Lordi Daher passen ihre Mainstream-Melodien, wenn man mal den ganzen optischen Budenzauber, das Riff-Geklopfe und Lordis Röchelstimme abzieht, sehr wohl in einen Eurovision Song Contest. Nummern wie »Blood Red Sandman« oder »The Children Of The Night« könnten – anders arrangiert und instrumentiert – durchaus auch im Dudelfunk eines Altersheims Anklang finden. Wer also nun Gift und Galle spuckt angesichts der finnischen Sieger, hat folgendes nicht kapiert:

  1. Von Schlager erwartet man Entertainment, Zerstreuung, Show, kurz: Spaß. Kein diesjähriger Teilnehmer konnte den so konsequent liefern wie Lordi.
  2. Es stellt sich natürlich zu Recht die Frage, ob man bei einem Schlagerwettbewerb eine passgenau in der Metal-Schublade steckende Band überhaupt zulassen soll. Oder andersherum gefragt: Was hätte Tokyo Hotel auf dem Montreux Jazz Festival verloren? Doch Finnland wagte … und gewann. Und damit ist die Frage hinfällig, denn wenn die Zuhörerschaft meint, dass Lordi hier nicht fehl am Platz ist, dann hat sie per definitionem recht.

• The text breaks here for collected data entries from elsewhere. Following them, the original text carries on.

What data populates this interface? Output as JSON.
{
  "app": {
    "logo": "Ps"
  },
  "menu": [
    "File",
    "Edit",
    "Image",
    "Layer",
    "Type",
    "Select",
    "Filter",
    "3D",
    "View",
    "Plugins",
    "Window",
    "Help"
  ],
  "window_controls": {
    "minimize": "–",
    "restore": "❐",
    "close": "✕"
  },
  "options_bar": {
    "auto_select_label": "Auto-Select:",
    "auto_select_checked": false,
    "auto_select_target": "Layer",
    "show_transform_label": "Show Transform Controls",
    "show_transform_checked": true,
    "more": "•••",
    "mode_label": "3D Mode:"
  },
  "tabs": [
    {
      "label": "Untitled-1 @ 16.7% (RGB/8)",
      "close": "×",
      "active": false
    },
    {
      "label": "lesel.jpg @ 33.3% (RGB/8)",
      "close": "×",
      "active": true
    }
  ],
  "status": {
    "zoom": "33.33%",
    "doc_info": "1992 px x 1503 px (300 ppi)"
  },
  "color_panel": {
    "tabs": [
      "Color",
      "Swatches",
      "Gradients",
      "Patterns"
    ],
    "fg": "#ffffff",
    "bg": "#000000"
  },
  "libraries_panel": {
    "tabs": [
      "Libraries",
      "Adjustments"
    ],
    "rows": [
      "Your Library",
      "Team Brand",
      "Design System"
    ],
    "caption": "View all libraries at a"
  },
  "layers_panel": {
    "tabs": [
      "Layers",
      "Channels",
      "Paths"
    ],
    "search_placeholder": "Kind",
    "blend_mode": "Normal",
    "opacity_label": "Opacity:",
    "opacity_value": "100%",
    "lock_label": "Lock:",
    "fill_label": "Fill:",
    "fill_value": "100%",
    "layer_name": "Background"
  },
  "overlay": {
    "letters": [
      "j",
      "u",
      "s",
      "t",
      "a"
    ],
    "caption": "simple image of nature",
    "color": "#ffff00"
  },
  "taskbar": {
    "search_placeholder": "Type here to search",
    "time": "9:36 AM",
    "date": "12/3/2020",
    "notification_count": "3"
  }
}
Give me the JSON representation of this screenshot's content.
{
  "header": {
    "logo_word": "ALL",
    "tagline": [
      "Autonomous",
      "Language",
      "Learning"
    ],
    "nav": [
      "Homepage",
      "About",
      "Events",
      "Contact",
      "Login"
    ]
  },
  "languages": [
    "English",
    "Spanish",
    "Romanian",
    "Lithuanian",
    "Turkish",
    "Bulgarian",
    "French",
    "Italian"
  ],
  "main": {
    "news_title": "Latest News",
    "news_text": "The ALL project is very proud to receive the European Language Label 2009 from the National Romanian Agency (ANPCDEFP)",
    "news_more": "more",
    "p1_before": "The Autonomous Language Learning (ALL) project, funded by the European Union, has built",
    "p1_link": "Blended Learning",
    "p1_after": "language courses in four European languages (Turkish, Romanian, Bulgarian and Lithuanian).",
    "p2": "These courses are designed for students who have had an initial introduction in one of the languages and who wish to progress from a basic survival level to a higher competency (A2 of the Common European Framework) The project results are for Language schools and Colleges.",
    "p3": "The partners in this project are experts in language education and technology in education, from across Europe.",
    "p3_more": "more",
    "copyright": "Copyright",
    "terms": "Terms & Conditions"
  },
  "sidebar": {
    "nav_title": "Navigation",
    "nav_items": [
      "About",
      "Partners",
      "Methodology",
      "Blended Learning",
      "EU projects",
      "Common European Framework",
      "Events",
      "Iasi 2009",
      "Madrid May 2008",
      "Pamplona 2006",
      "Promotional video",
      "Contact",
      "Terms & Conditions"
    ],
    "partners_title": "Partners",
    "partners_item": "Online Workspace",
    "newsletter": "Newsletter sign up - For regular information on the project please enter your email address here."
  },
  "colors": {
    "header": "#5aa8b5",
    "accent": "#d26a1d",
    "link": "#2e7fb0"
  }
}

  3. Eifrig wird nun darüber diskutiert, ob der Erfolg von Lordi ein Indiz für die Aufgeblasenheit und weitflächige Langeweile dieses ganzen degenerierten Schlager-Spektakels ist. Schon möglich, denn es fällt auf, dass das Publikum, das zum ersten Mal tatsächlich eine Wahl hatte (also nicht nur zwischen Gleichem, sondern zwischen Unterschiedlichem wählen konnte), dies ohne Zögern tat. Es ist jedenfalls zu vermuten, dass die Finnen die Schlagerszene zum Nachdenken brachten, und schon allein dafür gebührt ihnen unsere Anerkennung.
  4. Wer Lordis Geisterbahn-Fummel für besonders schockierend hält, lebt in einer kleinen Scheinwelt. Zur Weiterbildung empfohlen: Marilyn Manson, Dimmu Borgir, W.A.S.P., u.v.m.

Was mich nun aber doch etwas beunruhigt: Ob wir nächstes Jahr Nicole oder Sarah Connor als deutsche Kandidatinnen mit Horrormaske erleben werden?